Afin de faire le point de la situation sécuritaire dans les Régions de Mopti et Ségou et sur les attaques terroristes perpétrées contre les FAMa dans la nuit du 29 au 30 septembre dernier ayant fait 38 morts, plusieurs blessés et des dizaines de portés disparus, le chef suprême des Armées a convoqué cette réunion extraordinaire du Conseil supérieur de la Défense nationale.

Mais bien avant la tenue de cette rencontre, Ibrahim Boubacar Keïta s’était prononcé sur les ignobles attaques qui, selon lui, pourraient «malheureusement survenir encore ». Comme il l’a fait à plusieurs occasions, le président Keïta a déclaré que notre pays était en guerre.

«Maintenant, nous avons affaire à un moment de règne de l’obscur, où la mort est devenue l’objectif, la mort est recherchée, la mort est le but. Nous avons affaire à des gens qui n’ont pas nos valeurs», avait souligné le chef de l’état. Ibrahim Boubacar Keïta avait rappelé aussi que le camp de Boulkessi était l’un des points les mieux protégés après avoir été renforcé compte tenu de la fragilité du secteur et de la récurrence des attaques qu’il avait subies.
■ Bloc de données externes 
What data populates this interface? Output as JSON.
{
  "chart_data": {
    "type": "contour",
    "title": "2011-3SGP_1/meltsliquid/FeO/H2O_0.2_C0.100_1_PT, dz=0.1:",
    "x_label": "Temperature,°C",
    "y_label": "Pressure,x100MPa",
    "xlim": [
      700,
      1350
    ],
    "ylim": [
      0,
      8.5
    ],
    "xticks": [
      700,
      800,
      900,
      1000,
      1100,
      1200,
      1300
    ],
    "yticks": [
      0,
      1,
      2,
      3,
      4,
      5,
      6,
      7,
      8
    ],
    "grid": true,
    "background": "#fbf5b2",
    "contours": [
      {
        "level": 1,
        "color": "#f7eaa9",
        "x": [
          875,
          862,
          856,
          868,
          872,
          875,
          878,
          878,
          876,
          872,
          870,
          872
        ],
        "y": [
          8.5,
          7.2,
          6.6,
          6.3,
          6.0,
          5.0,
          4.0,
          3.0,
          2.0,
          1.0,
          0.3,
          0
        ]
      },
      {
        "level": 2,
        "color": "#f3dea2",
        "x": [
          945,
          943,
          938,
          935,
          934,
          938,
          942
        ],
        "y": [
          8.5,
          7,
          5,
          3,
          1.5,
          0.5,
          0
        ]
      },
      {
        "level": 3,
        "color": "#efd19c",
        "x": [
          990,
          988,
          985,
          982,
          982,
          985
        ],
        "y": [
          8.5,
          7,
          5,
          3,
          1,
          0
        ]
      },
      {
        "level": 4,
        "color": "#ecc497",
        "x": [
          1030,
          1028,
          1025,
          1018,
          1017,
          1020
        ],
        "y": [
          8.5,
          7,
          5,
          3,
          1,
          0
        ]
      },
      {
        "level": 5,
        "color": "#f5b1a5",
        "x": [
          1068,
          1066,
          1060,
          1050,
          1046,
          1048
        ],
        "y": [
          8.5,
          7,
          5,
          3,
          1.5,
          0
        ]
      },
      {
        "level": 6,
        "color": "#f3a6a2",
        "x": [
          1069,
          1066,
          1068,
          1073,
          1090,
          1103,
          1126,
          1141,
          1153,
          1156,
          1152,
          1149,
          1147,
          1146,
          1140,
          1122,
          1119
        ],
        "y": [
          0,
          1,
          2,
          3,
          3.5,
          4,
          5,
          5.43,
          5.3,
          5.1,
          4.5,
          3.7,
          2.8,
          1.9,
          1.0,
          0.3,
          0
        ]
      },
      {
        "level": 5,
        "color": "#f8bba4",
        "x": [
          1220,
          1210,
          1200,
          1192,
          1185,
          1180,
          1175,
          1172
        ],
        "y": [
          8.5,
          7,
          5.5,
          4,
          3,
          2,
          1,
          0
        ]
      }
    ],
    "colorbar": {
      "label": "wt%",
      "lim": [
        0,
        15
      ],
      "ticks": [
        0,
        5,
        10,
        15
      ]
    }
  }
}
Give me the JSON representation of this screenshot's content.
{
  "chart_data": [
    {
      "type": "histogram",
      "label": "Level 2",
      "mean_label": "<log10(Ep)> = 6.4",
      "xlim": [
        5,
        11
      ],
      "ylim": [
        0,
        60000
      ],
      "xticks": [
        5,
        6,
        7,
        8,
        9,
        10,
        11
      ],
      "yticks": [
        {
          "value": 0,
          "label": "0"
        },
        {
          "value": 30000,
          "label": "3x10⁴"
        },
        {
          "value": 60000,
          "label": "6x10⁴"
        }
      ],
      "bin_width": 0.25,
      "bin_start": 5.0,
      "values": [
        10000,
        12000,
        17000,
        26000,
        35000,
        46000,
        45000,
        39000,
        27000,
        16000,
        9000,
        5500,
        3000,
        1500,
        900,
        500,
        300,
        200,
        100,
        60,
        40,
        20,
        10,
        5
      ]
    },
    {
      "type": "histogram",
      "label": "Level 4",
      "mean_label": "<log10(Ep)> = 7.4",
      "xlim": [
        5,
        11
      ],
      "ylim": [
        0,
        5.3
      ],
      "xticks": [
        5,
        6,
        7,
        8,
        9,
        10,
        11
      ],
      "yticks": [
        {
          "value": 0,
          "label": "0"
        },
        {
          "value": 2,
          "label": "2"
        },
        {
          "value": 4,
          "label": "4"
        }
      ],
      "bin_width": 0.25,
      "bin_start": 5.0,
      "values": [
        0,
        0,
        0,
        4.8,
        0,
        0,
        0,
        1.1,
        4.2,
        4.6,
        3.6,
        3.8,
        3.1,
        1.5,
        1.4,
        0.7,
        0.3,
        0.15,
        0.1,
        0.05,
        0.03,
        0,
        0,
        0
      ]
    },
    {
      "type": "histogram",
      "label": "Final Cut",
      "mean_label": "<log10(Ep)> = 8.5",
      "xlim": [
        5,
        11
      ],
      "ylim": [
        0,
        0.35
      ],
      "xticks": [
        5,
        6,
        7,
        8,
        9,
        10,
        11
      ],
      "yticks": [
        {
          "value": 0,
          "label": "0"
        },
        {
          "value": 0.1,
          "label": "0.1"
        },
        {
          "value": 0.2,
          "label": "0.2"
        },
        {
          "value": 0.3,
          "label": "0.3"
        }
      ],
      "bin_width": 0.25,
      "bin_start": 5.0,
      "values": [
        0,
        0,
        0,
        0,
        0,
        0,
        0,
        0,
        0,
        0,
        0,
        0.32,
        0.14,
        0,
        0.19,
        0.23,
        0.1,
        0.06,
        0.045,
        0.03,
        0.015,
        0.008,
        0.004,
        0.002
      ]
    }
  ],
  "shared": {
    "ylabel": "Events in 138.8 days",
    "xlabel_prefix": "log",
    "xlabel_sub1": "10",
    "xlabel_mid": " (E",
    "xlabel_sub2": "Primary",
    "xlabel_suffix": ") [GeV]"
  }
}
« Nous en tirerons toutes les conséquences », avait assuré le chef suprême des Armées, louant la bravoure des soldats dont beaucoup sont morts les armes à la main. Rappelons que le président Ibrahim Boubacar Keïta a annulé deux déplacements à Genève en Suisse et à Lyon en France en raison de ce drame.

Cette réunion extraordinaire du Conseil supérieur de la Défense nationale sera sans doute l’occasion pour le chef suprême des Armées et les autorités militaires de faire un diagnostic rigoureux de la situation sécuritaire des Régions de Mopti et Ségou en proie à une insécurité sans précèdent et de déterminer de nouvelles mesures à mettre en œuvre pour le retour de la sécurité dans ces parties de notre pays.